Earlier in the day, while speaking at a programme, Vijayan specially mentioned about the External Affairs Minister's recent inspection of the Kazhakuttom flyover on the National Highway-66 here, which is under construction, and said the "chethovikaram" (can be loosely translated as 'true intention') behind the visit was understandable. "When it is said that a minister who is entrusted to have a look at world affairs went to inspect the flyover at Kazhakuttom, the people of the state can understand the real intention behind it. We should realise that it was not just to have a look at the flyover," Vijayan said.
After 10-18 months, elections would be held across the country and it was heard that the responsibility to ensure the victory of the BJP candidate in this Lok Sabha seat was entrusted to Jaishankar, the CM said with a smile. Asked about the CM's comment that his visit was a politically motivated one, Jaishankar said "People should not be so insecure".

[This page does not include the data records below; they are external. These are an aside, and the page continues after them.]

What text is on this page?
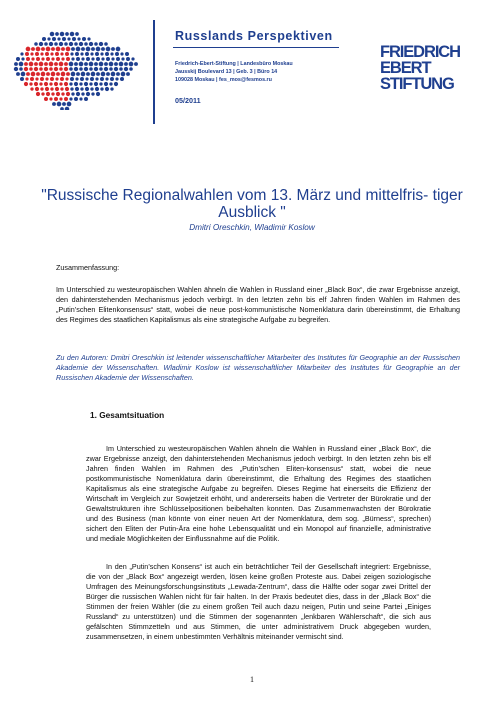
Russlands Perspektiven
Friedrich-Ebert-Stiftung | Landesbüro Moskau
Jausskij Boulevard 13 | Geb. 3 | Büro 14
109028 Moskau | fes_mos@fesmos.ru
05/2011
FRIEDRICH
EBERT
STIFTUNG
"Russische Regionalwahlen vom 13. März und mittelfris- tiger Ausblick "
Dmitri Oreschkin, Wladimir Koslow
Zusammenfassung:
Im Unterschied zu westeuropäischen Wahlen ähneln die Wahlen in Russland einer „Black Box“, die zwar Ergebnisse anzeigt, den dahinterstehenden Mechanismus jedoch verbirgt. In den letzten zehn bis elf Jahren finden Wahlen im Rahmen des „Putin’schen Elitenkonsensus“ statt, wobei die neue post-kommunistische Nomenklatura darin übereinstimmt, die Erhaltung des Regimes des staatlichen Kapitalismus als eine strategische Aufgabe zu begreifen.
Zu den Autoren: Dmitri Oreschkin ist leitender wissenschaftlicher Mitarbeiter des Institutes für Geographie an der Russischen Akademie der Wissenschaften. Wladimir Koslow ist wissenschaftlicher Mitarbeiter des Institutes für Geographie an der Russischen Akademie der Wissenschaften.
1. Gesamtsituation
Im Unterschied zu westeuropäischen Wahlen ähneln die Wahlen in Russland einer „Black Box“, die zwar Ergebnisse anzeigt, den dahinterstehenden Mechanismus jedoch verbirgt. In den letzten zehn bis elf Jahren finden Wahlen im Rahmen des „Putin’schen Eliten-konsensus“ statt, wobei die neue postkommunistische Nomenklatura darin übereinstimmt, die Erhaltung des Regimes des staatlichen Kapitalismus als eine strategische Aufgabe zu begreifen. Dieses Regime hat einerseits die Effizienz der Wirtschaft im Vergleich zur Sowjetzeit erhöht, und andererseits haben die Vertreter der Bürokratie und der Gewaltstrukturen ihre Schlüsselpositionen beibehalten konnten. Das Zusammenwachsten der Bürokratie und des Business (man könnte von einer neuen Art der Nomenklatura, dem sog. „Bürness“, sprechen) sichert den Eliten der Putin-Ära eine hohe Lebensqualität und ein Monopol auf finanzielle, administrative und mediale Möglichkeiten der Einflussnahme auf die Politik.
In den „Putin’schen Konsens“ ist auch ein beträchtlicher Teil der Gesellschaft integriert: Ergebnisse, die von der „Black Box“ angezeigt werden, lösen keine großen Proteste aus. Dabei zeigen soziologische Umfragen des Meinungsforschungsinstituts „Lewada-Zentrum“, dass die Hälfte oder sogar zwei Drittel der Bürger die russischen Wahlen nicht für fair halten. In der Praxis bedeutet dies, dass in der „Black Box“ die Stimmen der freien Wähler (die zu einem großen Teil auch dazu neigen, Putin und seine Partei „Einiges Russland“ zu unterstützen) und die Stimmen der sogenannten „lenkbaren Wählerschaft“, die sich aus gefälschten Stimmzetteln und aus Stimmen, die unter administrativem Druck abgegeben wurden, zusammensetzen, in einem unbestimmten Verhältnis miteinander vermischt sind.
1
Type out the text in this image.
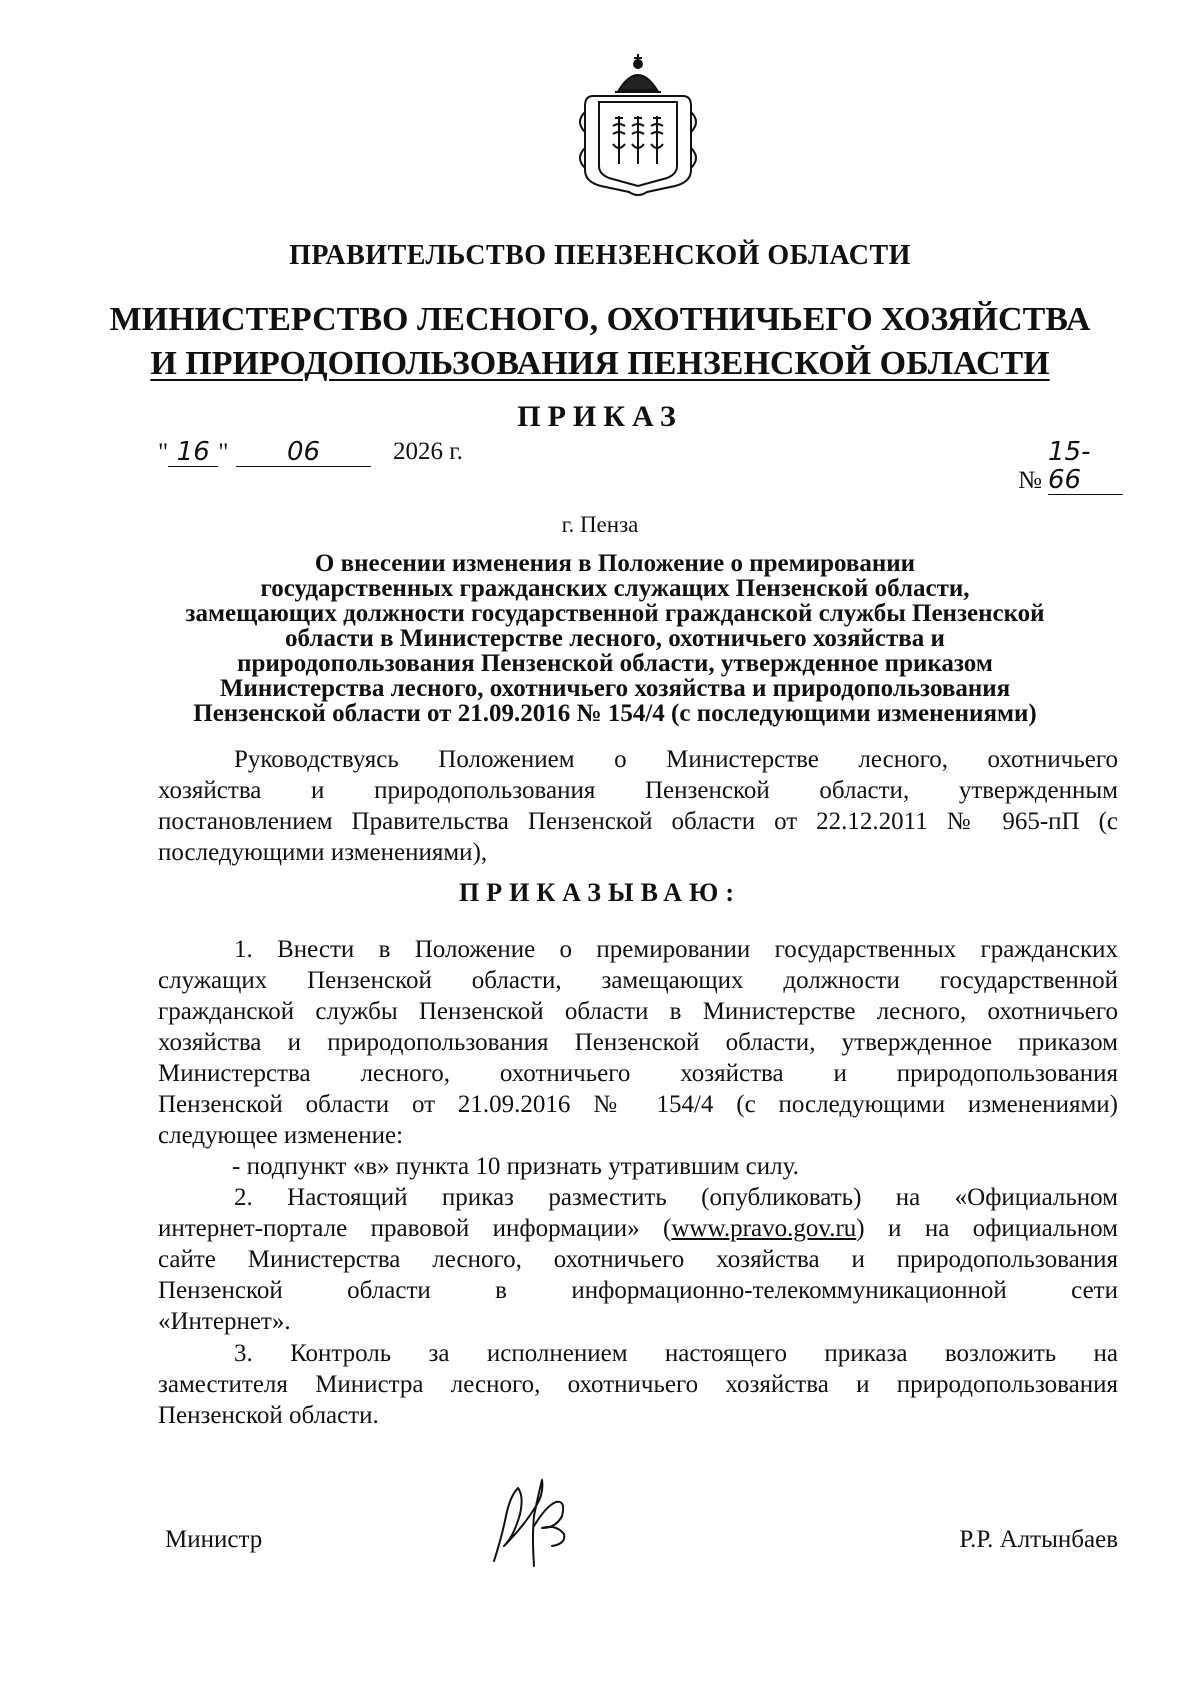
ПРАВИТЕЛЬСТВО ПЕНЗЕНСКОЙ ОБЛАСТИ
МИНИСТЕРСТВО ЛЕСНОГО, ОХОТНИЧЬЕГО ХОЗЯЙСТВА
И ПРИРОДОПОЛЬЗОВАНИЯ ПЕНЗЕНСКОЙ ОБЛАСТИ
ПРИКАЗ
" 16 "	06	2026 г.
№15-66
г. Пенза
О внесении изменения в Положение о премировании
государственных гражданских служащих Пензенской области,
замещающих должности государственной гражданской службы Пензенской
области в Министерстве лесного, охотничьего хозяйства и
природопользования Пензенской области, утвержденное приказом
Министерства лесного, охотничьего хозяйства и природопользования
Пензенской области от 21.09.2016 № 154/4 (с последующими изменениями)
Руководствуясь Положением о Министерстве лесного, охотничьего
хозяйства и природопользования Пензенской области, утвержденным
постановлением Правительства Пензенской области от 22.12.2011 № 965-пП (с
последующими изменениями),
ПРИКАЗЫВАЮ:
1. Внести в Положение о премировании государственных гражданских
служащих Пензенской области, замещающих должности государственной
гражданской службы Пензенской области в Министерстве лесного, охотничьего
хозяйства и природопользования Пензенской области, утвержденное приказом
Министерства лесного, охотничьего хозяйства и природопользования
Пензенской области от 21.09.2016 № 154/4 (с последующими изменениями)
следующее изменение:
- подпункт «в» пункта 10 признать утратившим силу.
2. Настоящий приказ разместить (опубликовать) на «Официальном
интернет-портале правовой информации» (www.pravo.gov.ru) и на официальном
сайте Министерства лесного, охотничьего хозяйства и природопользования
Пензенской области в информационно-телекоммуникационной сети
«Интернет».
3. Контроль за исполнением настоящего приказа возложить на
заместителя Министра лесного, охотничьего хозяйства и природопользования
Пензенской области.
Министр	Р.Р. Алтынбаев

The Union Minister said in a democracy everybody has a right to do politics and his engagements were also devoted to monitoring, to assessing and to learning from various initiatives Prime Minister Narendra Modi has undertaken for the betterment of the country.
"Maybe you can read politics if some colony is connected with water. Maybe you can read politics because somebody's house is being made or electricity is being given or during Covid we provided food and resources to the people. We call it development, if other people want to call it politics, that is their privilege," said Jaishankar who was on a three-day visit to the southern state since Sunday.